Auf Einladung der Phi-Delta-Theta-Studentenverbindung verbrachte ich zwei Semester an der University of Texas. In Austin, der Kapitale des Wild-West-Staates der USA par Excellence. Einen Monat vor Weihnachten 1952 hiess es am Anschlagbrett vor der Kanzlei: Wer auch immer ein Instrument spielt, gleichgültig wie gut oder schlecht, solle sich melden. Vielleicht könne man ein Streichorchester, wenigstens ein Streichquartett zusammenstellen. Ich fand einen Physikstudenten, der fabelhaft Klavier spielte, ohne je Klavierstunden genommen zu haben. Irgendwo im Hinterland, wo es keine Klavierlehrerin gab, lernte er alles selbst, ohne die geringste Anleitung.

Wir spielten zusammen Mozartsonaten. Ich hatte drei Jahre zuvor ein Geigendiplom bestanden (mit der Note „genügend“). Mein Begleiter hatte eine glänzende Idee: „Zum ersten Mal in Deinem Leben bist Du weit entfernt von zuhause. Deine Eltern werden Dich an Weihnachten besonders vermissen, und Du hast Heimweh nach Deiner Familie. Warum senden wir ihnen nicht eine gemeinsam gespielte Mozartsonate?“

Damals war es noch eine technische Meisterleistung sondergleichen, im Sendestudio von Radio Austin eine solche Aufnahme herzustellen. Als Austauschstudent verdiente ich nichts, hatte nur meinen Gratisaufenthalt im Fraternity House an der Madison Avenue. Robert Kandinsky, wie er nach meiner Erinnerung hiess, bezahlte als Werkstudent alles, auch die teure Spedition der riesigen Platte über das grosse Wasser vom Wilden Westen bis nach Zürich.

Was Bob tat, bescherte mir aus einem bestimmten Grund die echteste Weihnacht meines Lebens.

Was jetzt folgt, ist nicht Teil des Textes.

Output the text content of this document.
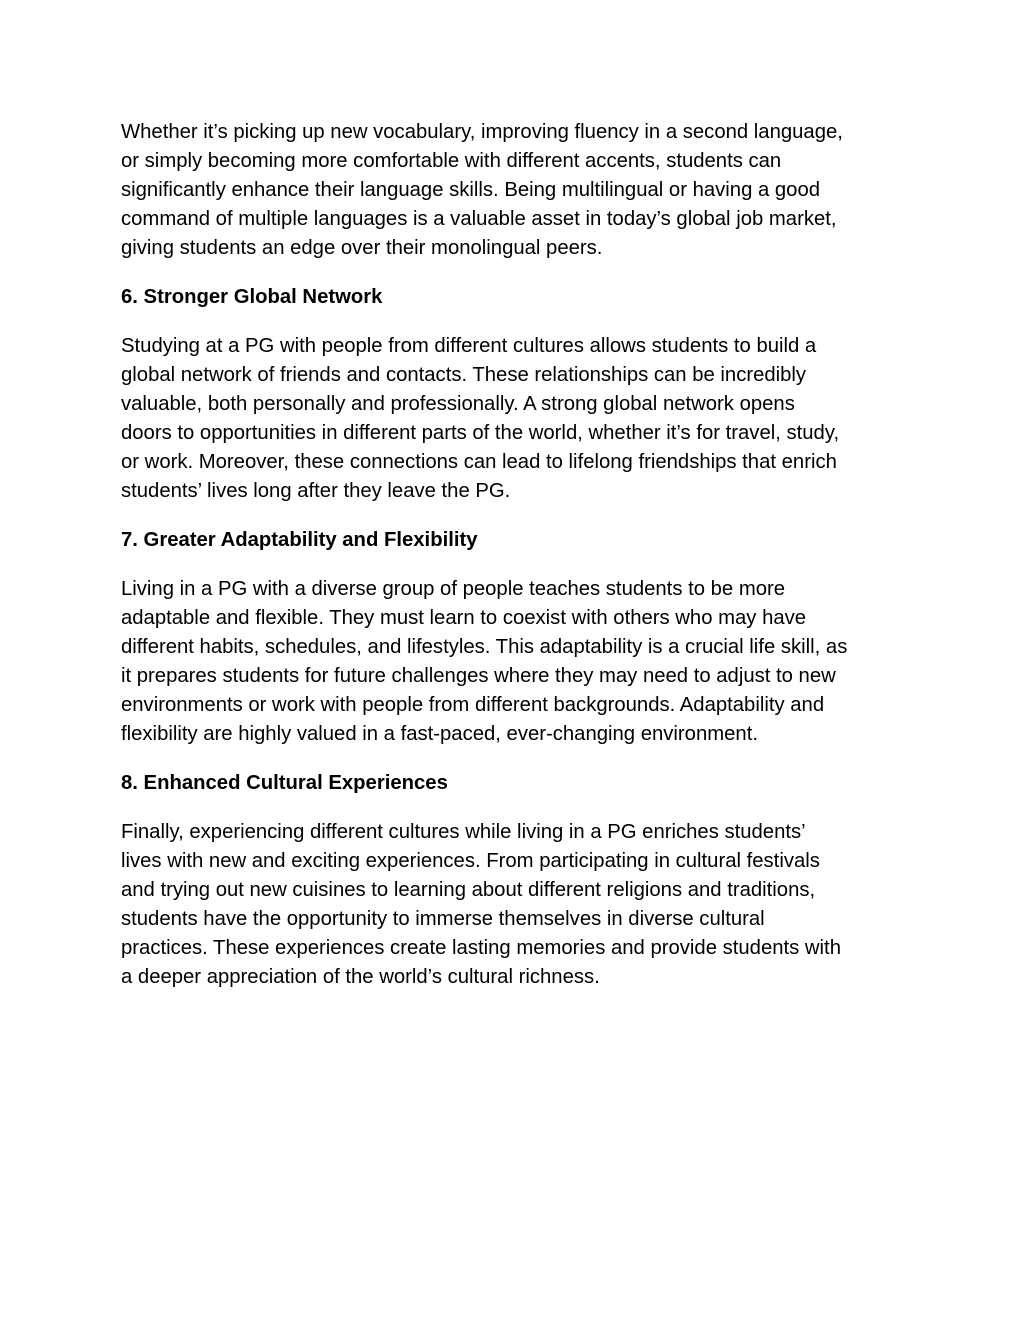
Whether it’s picking up new vocabulary, improving fluency in a second language,
or simply becoming more comfortable with different accents, students can
significantly enhance their language skills. Being multilingual or having a good
command of multiple languages is a valuable asset in today’s global job market,
giving students an edge over their monolingual peers.

6. Stronger Global Network

Studying at a PG with people from different cultures allows students to build a
global network of friends and contacts. These relationships can be incredibly
valuable, both personally and professionally. A strong global network opens
doors to opportunities in different parts of the world, whether it’s for travel, study,
or work. Moreover, these connections can lead to lifelong friendships that enrich
students’ lives long after they leave the PG.

7. Greater Adaptability and Flexibility

Living in a PG with a diverse group of people teaches students to be more
adaptable and flexible. They must learn to coexist with others who may have
different habits, schedules, and lifestyles. This adaptability is a crucial life skill, as
it prepares students for future challenges where they may need to adjust to new
environments or work with people from different backgrounds. Adaptability and
flexibility are highly valued in a fast-paced, ever-changing environment.

8. Enhanced Cultural Experiences

Finally, experiencing different cultures while living in a PG enriches students’
lives with new and exciting experiences. From participating in cultural festivals
and trying out new cuisines to learning about different religions and traditions,
students have the opportunity to immerse themselves in diverse cultural
practices. These experiences create lasting memories and provide students with
a deeper appreciation of the world’s cultural richness.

Er gehörte keiner christlichen Religionsgemeinschaft an, sondern war vielmehr bekennender Jude, wusste aber, dass Jesus, auch jüdischer Abstammung, empfohlen hatte, sich auf ein gutes Werk nichts einzubilden, weder die Anerkennung der andern zu erwarten, noch sich selber gut vorzukommen, gar zu meinen, mit einer guten Tat nach dem Tod im Himmel eine Stufe höher zu kommen. Wer das wünscht, holt sich seinen Lohn selber und braucht vom himmlischen Vater nichts zu erwarten, führt Matthäus in seinem Evangelium aus (vgl. Mt. 6,2)

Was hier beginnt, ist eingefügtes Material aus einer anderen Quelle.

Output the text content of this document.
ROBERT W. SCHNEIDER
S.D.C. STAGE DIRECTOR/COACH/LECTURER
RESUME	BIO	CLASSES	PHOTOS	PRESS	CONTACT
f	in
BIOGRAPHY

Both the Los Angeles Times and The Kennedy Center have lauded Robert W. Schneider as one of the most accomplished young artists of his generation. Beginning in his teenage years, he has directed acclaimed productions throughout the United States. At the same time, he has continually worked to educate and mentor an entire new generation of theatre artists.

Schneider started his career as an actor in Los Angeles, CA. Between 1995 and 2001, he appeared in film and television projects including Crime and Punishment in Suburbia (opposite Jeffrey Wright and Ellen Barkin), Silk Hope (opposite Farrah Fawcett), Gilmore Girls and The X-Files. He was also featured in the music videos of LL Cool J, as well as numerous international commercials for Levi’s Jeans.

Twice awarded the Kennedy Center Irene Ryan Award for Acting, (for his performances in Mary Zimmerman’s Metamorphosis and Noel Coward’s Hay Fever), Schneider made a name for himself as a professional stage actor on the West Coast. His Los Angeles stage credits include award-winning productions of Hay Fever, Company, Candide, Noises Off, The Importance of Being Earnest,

Wer Weihnachten nur als christliches Fest wahrnimmt und erlebt, hat von diesem grossen Tag und seiner herrlichen Nacht zuvor nichts begriffen. Wir Christen können nur hoffen, dass es einmal über den politisch-institutionellen Frieden hinaus über alle Grenzen hinweg auch einen religiösen Frieden gibt, der alle Bekennenden mit allen Bekennenden und auch mit den nicht Bekennenden und den Atheisten verbindet, wenn wir das Jahr Null als Wendepunkt der Weltgeschichte verstehen und leben und begreifen, dass Jesus Christus für alle Menschen seiner Zeit und aller Zeiten gelebt und gewirkt hat und gestorben ist. Bob Kandinsky oder wie auch immer er heissen mag und vielleicht noch lebt oder schon längst gestorben ist, hat vor 57 Jahren im besten Sinne als guter, vorbildlicher Mensch gelebt und ein Zeichen dafür gesetzt, wie schön es wäre, wenn wir einem Juden zu seinem grössten Fest, dem Laubhüttenfest, und den Muslims zu ihren Ramadan und den Hindus, Buddhisten und Konfuzianern für irgendwelche besondere Gelegenheiten etwas schenken könnten.

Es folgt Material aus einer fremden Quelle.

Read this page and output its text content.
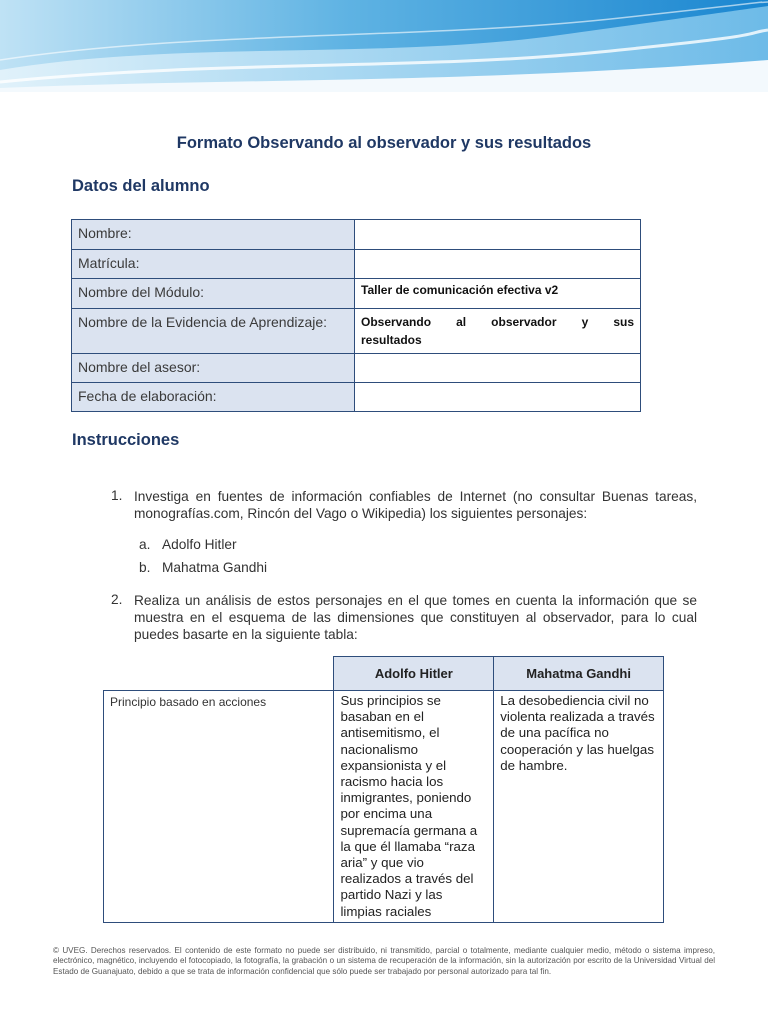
Formato Observando al observador y sus resultados
Datos del alumno
Nombre:	
Matrícula:	
Nombre del Módulo:	Taller de comunicación efectiva v2
Nombre de la Evidencia de Aprendizaje:	Observando al observador y sus
resultados

Nombre del asesor:	
Fecha de elaboración:	
Instrucciones
1. Investiga en fuentes de información confiables de Internet (no consultar Buenas tareas, monografías.com, Rincón del Vago o Wikipedia) los siguientes personajes:
a. Adolfo Hitler
b. Mahatma Gandhi
2. Realiza un análisis de estos personajes en el que tomes en cuenta la información que se muestra en el esquema de las dimensiones que constituyen al observador, para lo cual puedes basarte en la siguiente tabla:
	Adolfo Hitler	Mahatma Gandhi
Principio basado en acciones	Sus principios se basaban en el antisemitismo, el nacionalismo expansionista y el racismo hacia los inmigrantes, poniendo por encima una supremacía germana a la que él llamaba “raza aria” y que vio realizados a través del partido Nazi y las limpias raciales	La desobediencia civil no violenta realizada a través de una pacífica no cooperación y las huelgas de hambre.
© UVEG. Derechos reservados. El contenido de este formato no puede ser distribuido, ni transmitido, parcial o totalmente, mediante cualquier medio, método o sistema impreso, electrónico, magnético, incluyendo el fotocopiado, la fotografía, la grabación o un sistema de recuperación de la información, sin la autorización por escrito de la Universidad Virtual del Estado de Guanajuato, debido a que se trata de información confidencial que sólo puede ser trabajado por personal autorizado para tal fin.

Wer weiss: Das wäre wichtiger als alle Bestrebungen um ein gutes Einvernehmen unter den Weltreligionen und Konfessionen untereinander, die Ergründung und Verbreitung des gemeinsamen Weltethos, wichtiger als alle kopflastigen Gespräche, Debatten und Resolutionen in aller Welt. Wäre nicht gerade auch Franz von Assisi damit einverstanden?